Pros: Novel, cool, doesn’t change the normal user flow, builds on top of the current experience, easy to learn and use
Cons: Physical, takes up space and can be forgotten, potentially expensive, daunting onboarding
The final concept was an app that people had on their phones. From it, people could place orders, pay, split order costs, and see what drinks friends get. We considered this concept because of its flexibility and ease of access to our user group.
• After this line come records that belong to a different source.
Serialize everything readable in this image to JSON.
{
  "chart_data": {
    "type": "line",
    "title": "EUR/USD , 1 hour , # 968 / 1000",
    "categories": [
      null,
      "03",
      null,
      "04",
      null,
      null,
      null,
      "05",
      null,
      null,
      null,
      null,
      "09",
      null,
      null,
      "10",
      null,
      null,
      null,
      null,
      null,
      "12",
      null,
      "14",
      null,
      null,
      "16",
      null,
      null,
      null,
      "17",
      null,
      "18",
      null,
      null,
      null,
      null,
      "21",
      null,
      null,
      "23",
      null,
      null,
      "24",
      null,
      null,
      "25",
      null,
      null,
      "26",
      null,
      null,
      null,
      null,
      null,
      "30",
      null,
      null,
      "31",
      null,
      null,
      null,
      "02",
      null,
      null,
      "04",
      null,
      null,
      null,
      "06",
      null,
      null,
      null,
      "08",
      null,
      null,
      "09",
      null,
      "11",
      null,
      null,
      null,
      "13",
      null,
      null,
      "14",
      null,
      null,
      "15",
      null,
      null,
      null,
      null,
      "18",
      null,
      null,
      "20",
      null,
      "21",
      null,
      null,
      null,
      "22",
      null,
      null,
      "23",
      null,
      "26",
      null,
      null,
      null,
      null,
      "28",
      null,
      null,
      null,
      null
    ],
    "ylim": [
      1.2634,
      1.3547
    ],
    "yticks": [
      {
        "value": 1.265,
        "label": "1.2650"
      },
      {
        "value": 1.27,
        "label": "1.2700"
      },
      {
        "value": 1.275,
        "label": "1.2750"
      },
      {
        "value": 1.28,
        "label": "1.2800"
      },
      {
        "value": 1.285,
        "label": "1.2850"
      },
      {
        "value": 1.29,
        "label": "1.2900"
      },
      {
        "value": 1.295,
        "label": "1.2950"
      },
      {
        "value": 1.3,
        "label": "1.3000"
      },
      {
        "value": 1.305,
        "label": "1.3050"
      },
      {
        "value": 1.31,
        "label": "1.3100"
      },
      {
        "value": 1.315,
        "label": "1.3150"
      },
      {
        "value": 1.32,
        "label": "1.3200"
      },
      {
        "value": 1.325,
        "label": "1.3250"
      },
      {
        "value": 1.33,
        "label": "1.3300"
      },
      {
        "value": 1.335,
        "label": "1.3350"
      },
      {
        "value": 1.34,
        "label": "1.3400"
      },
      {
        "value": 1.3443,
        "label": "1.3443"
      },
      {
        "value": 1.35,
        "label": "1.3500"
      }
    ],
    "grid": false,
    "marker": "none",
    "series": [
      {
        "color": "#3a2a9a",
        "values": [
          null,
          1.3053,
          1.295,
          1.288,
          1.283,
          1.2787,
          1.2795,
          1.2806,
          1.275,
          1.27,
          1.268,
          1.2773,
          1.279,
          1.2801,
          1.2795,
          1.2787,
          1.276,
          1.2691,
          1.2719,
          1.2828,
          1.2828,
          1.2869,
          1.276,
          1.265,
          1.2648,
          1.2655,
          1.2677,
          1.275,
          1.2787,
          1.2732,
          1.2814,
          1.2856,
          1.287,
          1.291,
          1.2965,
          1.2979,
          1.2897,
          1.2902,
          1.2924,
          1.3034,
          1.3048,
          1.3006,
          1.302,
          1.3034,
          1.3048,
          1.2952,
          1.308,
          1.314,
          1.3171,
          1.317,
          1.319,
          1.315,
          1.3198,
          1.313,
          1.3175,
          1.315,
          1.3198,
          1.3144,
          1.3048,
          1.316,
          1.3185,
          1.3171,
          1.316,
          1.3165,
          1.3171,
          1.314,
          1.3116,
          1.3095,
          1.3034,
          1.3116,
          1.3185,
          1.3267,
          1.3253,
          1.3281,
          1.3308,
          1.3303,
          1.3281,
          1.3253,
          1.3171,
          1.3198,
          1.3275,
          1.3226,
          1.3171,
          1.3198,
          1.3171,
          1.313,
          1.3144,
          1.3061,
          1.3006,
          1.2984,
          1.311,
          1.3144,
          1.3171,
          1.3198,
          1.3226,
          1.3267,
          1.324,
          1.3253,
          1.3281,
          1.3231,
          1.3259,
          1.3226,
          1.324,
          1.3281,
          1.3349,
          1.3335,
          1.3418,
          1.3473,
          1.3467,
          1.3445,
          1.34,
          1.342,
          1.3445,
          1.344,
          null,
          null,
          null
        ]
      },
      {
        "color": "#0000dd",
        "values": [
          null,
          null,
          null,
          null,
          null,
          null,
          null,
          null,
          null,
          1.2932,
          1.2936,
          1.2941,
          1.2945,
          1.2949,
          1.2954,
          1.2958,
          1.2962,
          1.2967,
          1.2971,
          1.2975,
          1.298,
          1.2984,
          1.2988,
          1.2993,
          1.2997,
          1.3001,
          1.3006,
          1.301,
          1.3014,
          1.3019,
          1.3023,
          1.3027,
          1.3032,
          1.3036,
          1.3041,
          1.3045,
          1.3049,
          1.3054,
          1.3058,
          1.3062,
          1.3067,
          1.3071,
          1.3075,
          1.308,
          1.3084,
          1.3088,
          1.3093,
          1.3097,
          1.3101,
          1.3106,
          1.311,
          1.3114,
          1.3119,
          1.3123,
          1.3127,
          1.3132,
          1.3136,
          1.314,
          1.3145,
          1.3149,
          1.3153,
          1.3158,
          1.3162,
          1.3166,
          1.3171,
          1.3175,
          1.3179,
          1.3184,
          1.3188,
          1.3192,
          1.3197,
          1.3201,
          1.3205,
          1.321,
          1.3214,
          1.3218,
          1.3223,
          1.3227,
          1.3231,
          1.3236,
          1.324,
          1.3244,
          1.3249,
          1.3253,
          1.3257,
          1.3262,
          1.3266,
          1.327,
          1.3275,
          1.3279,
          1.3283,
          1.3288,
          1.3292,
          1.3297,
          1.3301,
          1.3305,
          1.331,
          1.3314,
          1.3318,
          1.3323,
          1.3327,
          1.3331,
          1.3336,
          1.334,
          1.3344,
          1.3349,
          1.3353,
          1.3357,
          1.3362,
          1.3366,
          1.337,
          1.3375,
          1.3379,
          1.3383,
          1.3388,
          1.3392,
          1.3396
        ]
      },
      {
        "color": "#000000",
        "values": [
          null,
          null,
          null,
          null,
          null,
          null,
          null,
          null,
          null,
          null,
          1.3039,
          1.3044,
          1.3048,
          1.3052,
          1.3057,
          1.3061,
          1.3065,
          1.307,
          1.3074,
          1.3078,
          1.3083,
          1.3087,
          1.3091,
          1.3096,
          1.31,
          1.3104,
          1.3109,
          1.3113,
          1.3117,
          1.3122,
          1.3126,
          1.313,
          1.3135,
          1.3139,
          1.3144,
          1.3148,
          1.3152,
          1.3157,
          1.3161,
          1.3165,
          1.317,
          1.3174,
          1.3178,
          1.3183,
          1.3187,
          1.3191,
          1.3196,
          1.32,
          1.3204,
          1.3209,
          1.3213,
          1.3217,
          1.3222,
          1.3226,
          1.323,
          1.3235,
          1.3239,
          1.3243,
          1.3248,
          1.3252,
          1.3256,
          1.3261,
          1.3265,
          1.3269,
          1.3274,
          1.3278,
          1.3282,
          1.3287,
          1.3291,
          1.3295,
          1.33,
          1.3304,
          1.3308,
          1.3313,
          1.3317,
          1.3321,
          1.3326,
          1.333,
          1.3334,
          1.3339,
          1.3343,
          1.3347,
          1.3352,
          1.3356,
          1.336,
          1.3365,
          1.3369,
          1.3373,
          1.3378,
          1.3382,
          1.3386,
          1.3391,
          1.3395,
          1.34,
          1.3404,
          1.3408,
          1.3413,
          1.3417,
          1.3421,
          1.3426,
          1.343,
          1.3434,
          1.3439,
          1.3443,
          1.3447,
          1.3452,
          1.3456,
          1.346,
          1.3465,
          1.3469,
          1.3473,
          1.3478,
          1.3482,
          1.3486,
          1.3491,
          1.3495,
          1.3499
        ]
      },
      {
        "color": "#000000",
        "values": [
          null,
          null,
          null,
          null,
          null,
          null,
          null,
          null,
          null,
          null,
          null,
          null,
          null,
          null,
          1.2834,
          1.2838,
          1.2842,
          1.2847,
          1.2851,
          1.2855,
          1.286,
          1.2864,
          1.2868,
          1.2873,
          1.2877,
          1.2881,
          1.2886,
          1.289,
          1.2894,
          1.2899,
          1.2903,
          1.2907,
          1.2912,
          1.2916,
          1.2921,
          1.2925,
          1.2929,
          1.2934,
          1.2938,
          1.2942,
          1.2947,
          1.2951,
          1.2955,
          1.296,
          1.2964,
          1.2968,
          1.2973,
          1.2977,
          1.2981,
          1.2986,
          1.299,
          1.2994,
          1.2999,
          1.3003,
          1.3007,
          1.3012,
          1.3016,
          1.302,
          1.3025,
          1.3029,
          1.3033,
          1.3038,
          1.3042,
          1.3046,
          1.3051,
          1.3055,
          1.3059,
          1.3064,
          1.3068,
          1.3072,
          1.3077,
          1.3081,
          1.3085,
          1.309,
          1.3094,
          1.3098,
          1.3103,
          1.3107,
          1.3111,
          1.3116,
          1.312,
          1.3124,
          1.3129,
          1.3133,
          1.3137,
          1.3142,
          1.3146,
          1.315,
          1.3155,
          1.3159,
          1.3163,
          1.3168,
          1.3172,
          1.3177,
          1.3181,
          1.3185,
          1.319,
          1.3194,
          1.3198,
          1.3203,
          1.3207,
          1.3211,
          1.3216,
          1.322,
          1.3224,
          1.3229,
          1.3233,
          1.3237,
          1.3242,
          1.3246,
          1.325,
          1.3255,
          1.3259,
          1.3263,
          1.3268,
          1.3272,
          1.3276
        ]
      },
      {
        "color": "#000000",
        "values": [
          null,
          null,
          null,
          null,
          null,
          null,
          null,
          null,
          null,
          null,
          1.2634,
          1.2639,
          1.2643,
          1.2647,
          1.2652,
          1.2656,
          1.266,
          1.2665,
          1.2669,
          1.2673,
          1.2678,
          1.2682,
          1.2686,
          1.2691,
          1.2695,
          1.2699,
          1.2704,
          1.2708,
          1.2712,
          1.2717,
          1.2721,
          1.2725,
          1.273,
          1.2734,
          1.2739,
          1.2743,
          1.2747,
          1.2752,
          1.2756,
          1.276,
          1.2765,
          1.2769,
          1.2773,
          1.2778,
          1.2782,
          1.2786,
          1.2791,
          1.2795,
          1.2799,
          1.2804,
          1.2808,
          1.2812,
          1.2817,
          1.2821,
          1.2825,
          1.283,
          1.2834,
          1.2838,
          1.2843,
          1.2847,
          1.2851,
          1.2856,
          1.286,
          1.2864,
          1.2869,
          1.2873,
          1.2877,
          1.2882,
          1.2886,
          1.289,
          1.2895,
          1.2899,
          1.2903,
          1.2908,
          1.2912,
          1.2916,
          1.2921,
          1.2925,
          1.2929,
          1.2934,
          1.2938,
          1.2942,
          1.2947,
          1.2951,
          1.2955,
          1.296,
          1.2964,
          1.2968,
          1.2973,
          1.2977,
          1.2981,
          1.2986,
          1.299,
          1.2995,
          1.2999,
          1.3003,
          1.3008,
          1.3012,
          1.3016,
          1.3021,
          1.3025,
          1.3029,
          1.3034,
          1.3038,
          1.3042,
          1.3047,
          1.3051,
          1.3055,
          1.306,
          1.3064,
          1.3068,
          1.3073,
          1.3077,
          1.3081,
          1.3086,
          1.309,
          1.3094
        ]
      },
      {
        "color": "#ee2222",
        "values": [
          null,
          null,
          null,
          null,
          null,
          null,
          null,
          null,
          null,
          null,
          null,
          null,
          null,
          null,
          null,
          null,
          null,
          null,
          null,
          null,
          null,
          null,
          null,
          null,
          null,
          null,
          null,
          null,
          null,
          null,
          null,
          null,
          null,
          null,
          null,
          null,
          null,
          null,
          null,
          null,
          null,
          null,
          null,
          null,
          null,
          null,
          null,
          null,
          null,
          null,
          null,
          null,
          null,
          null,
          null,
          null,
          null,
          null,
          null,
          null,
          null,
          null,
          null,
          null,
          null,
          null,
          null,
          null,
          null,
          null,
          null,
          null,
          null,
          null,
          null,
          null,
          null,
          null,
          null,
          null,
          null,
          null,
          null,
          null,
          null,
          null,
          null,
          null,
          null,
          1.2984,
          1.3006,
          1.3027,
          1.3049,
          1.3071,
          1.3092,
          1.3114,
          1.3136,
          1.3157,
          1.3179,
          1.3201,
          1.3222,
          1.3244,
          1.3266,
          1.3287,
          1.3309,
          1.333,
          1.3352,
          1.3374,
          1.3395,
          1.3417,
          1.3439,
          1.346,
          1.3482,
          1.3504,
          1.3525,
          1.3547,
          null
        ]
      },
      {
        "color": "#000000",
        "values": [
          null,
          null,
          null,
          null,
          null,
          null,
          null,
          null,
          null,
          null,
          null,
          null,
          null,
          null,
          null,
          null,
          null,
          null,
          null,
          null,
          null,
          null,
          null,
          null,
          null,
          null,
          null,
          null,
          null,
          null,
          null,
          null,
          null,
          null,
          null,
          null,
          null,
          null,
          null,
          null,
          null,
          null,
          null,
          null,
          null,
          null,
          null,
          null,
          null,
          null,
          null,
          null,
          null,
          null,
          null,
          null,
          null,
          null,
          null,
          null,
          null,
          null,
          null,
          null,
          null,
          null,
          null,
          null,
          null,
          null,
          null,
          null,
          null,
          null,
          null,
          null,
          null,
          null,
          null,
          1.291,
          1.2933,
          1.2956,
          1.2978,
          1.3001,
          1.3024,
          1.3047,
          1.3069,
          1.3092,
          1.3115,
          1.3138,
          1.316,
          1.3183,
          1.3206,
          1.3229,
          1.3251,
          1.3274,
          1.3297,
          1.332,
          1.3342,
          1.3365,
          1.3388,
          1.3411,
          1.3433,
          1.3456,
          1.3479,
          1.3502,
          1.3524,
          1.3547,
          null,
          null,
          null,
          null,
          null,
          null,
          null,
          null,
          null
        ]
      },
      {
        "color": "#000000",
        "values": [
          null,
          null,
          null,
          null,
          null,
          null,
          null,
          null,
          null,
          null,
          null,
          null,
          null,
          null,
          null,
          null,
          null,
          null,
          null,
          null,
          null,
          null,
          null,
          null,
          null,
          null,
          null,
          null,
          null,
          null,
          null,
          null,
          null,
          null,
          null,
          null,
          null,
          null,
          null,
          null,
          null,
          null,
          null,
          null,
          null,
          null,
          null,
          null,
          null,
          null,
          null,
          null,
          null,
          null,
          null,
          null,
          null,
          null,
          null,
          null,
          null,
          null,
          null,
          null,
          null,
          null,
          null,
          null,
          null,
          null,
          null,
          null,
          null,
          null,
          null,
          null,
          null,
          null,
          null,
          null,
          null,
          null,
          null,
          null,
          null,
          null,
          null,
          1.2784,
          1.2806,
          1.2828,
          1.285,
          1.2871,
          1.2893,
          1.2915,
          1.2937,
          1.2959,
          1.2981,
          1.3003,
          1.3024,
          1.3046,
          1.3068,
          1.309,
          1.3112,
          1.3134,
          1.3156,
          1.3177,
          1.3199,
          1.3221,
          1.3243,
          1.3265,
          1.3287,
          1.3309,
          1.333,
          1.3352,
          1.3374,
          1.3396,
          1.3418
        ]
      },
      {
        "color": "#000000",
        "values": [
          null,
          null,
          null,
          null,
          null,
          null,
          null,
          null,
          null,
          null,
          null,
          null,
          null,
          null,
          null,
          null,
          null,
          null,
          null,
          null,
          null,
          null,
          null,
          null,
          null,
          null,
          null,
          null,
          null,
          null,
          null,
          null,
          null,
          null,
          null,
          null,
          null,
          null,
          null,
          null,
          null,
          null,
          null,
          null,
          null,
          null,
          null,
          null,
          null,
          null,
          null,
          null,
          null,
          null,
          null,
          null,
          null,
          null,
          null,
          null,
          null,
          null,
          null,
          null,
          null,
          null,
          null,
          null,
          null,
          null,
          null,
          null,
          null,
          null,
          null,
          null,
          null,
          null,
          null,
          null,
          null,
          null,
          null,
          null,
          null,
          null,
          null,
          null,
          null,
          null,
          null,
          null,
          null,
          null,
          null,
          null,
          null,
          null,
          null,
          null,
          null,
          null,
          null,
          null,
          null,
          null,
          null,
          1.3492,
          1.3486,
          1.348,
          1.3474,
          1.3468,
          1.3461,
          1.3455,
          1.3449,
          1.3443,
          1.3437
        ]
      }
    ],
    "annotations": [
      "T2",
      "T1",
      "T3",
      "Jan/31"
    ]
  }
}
Pros: Flexible, easy to onboard, always accessible, uses advantages of current technology such as cross-app compatibility
Cons: More ordinary, less eye-catching, requires download
Based on the feedback from these testing sessions, we moved forward with the app concept, though we pulled ideas from other concepts into it that people liked.
INFORMATION ARCHITECTURE
Deciding on building out an app, we needed to create an information architecture for it before drawing out screens. This architecture would need to include all the necessary features decided upon earlier at the design requirements. To help inform this stage, we also broke down other competitor's apps into their information architecture, such as the Kung Fu Tea App.
WIREFRAMES
Wireframes were next step, where we could build out rough prototypes of user flows for some user testing. This allowed us to get quick iterative feedback on our design which we could quickly implement and test again.
HIGH-FIDELITY PROTOTYPE
Based on our rounds of iterations, we built our high-fidelity prototype for the final iteration. This would include adding in colors, graphics, text, and more to make it look and feel like an actual app. We conducted another round of testing after creating this to validate our design (while getting some extra notes for the future). From our testing, people really liked the new features that the app introduces and all consistent bubble tea drinkers we tested with said they would use the app if it existed on the market.
MOVING FORWARDS
Though we succeeded in terms of our earlier established measurements of success, there are still some improvements that could be made to our design.
From validation testing we discovered having a more upfront way to access rewards and better information on how to redeem them would help first time users catch on faster. In future iterations an onboarding tutorial could be implemented, or a greater emphasis on rewards in the information heirarchy. We would also want to do more research in other areas, since the target audience might have different characteristics in different areas.